The Missouri Alliance for Historic Preservation has listed three St. Joseph buildings as “watched properties” for 2017.
The Alliance publishes annual lists of “properties in peril” and “watched properties” in order to drum up awareness for historic structures that are in danger.
The Appliance Man Rentals building, Livestock Exchange building and Cracker House were three of the 12 “watched properties” for this year.
The Appliance Man Rentals building at 222 S. Fourth St. took the No. 1 spot on that list.
The building, which was built in 1847, has been for sale since June and Owner Richard Monson was considering having it demolished.
On Friday, Monson basically donated the building to the Historic St. Joseph Foundation.
“Essentially, I contributed the building to the foundation and then they are going to take over the stewardship of the building,” Monson said.
Monson did not charge any cash for the building, but likely will receive some sort of tax break for the donation.
He said the building needs work to get up to code but has a strong foundation. He has worked in the building for nearly 40 years and did not want to take up the task of upgrading it.
However, he is happy to see that the building will be preserved.
“I’m glad that they are wanting to do this,” he said. “They are in a situation where having the building is just a start. They are going to find that many things need to be done but at the same time an awful lot of the work can be done with sweat equity, and a lot of the volunteers are very passionate about that.”
He said the building does have a storied history in St. Joseph.
“It’s approximately 140 years old, it’s had a lot of different businesses,” Monson said. “It was the first newspaper building in town, the Gazette was here. During that time Eugene Field worked in this building. We don’t know if he wrote any of his famous poems here, but he might have.”
President of the Historic St. Joseph Foundation Cole Woodbury said the building had other historical significances.
He said the paper there was started by William Ridenbaugh, and that the press he used was possibly sunk on a ship that was possibly carrying Mormons as they searched for new lands to the west.
He also said that an employee who worked in the building invented the Aunt Jemima pancake recipe.
“You could say every building is historic because it’s had some history in it, that’s not necessarily what makes it important,” Woodbury said. “What’s important is the fact that in today’s throw-away society, we just can’t keep affording to throw away our wonderful old property.”
The second property on the list is the St. Joseph Livestock Exchange building at 4603 Packers Ave.

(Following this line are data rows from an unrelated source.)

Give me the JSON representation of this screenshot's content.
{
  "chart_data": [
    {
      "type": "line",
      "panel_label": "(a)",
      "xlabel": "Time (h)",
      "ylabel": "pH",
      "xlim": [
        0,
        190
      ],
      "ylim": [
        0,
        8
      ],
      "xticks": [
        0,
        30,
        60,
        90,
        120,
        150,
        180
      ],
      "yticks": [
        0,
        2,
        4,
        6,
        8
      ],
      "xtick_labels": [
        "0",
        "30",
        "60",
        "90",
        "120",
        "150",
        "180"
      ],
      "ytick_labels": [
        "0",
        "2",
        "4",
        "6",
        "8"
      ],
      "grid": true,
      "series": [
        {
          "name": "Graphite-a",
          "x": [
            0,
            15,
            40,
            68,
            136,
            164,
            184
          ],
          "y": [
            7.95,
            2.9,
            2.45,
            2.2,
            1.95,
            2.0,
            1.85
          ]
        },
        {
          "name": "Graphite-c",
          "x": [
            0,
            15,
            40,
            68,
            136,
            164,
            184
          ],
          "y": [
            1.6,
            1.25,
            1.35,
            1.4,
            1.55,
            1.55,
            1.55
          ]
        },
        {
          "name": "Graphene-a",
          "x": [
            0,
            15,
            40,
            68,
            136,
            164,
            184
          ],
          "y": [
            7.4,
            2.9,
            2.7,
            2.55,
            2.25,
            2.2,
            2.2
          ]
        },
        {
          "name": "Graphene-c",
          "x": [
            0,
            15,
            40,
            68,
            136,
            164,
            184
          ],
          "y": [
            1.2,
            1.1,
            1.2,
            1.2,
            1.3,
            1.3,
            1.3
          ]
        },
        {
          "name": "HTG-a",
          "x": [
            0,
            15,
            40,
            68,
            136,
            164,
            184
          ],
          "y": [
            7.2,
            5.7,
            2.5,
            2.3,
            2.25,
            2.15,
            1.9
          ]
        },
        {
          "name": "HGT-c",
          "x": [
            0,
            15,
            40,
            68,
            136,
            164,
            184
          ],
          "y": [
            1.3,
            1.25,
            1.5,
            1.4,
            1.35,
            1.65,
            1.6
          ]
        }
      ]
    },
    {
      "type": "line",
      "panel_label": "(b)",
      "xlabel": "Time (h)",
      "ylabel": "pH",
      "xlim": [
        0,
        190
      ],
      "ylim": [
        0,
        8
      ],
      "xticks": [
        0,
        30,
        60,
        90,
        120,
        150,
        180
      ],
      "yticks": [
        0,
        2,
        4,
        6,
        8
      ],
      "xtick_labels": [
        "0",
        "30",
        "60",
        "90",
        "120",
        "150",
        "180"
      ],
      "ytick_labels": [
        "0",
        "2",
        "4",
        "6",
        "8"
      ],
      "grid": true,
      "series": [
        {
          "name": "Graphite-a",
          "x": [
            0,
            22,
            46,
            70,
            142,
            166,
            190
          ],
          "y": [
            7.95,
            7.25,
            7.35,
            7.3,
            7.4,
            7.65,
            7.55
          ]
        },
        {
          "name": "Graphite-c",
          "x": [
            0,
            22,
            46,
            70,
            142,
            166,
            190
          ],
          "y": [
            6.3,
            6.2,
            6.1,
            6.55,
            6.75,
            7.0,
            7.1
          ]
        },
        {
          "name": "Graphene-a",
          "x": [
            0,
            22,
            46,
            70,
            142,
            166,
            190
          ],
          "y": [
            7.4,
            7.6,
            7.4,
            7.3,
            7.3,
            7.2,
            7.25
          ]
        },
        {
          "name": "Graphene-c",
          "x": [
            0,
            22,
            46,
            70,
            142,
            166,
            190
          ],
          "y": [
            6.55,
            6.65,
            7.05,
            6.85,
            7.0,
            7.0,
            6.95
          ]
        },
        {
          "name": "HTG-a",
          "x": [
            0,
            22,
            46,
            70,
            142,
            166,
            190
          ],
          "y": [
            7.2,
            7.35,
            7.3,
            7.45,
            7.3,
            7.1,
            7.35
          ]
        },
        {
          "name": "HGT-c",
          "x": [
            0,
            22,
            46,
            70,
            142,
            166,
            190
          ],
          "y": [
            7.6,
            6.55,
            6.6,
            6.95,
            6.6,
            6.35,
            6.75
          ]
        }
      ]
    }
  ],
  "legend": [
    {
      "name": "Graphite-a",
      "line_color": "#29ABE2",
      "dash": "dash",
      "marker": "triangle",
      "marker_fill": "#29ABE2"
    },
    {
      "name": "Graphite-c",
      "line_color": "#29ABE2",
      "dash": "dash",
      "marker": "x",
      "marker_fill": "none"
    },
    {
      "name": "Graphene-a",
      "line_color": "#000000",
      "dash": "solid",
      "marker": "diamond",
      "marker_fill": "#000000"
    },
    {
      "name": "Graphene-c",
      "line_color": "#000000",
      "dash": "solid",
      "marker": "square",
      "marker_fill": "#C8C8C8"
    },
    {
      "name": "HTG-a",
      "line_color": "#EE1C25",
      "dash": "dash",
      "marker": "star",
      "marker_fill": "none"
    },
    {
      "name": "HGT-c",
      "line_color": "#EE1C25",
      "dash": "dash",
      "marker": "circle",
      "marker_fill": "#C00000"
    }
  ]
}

That building also found new ownership earlier this year and is currently under the wing of the Friends of St. Joseph group. The group has significantly cleaned out the building and is working toward stabilizing it.
The group asked the City Council for an allocation of $150,000 earlier this year, and that amount was granted over the course of three years at the recommendation of Mayor Bill Falkner.
The Cracker House, which made No. 8 on the list, has also seen recent work beginning in January of last year. Work has included concrete work at the front of the building and stabilization of the walls.
Current Project President Leah Swindler said the next big step is to replace the roof, which was removed, exposing the upper layers of brick and interior to the elements.
Swindler estimates that another $60,000 will be needed to “mothball” the building.
“Myself and all the other volunteers, I know we really want to see this project succeed, but we need support to do that,” Swindler said.
She said it is important to protect the historic work in St. Joseph.
“We have an amazing architectural heritage here,” Swindler said. “There are building skills here and styles that we’ve lost. We have a great opportunity here to incorporate lost building trades into the history and knowledge of St. Joseph.”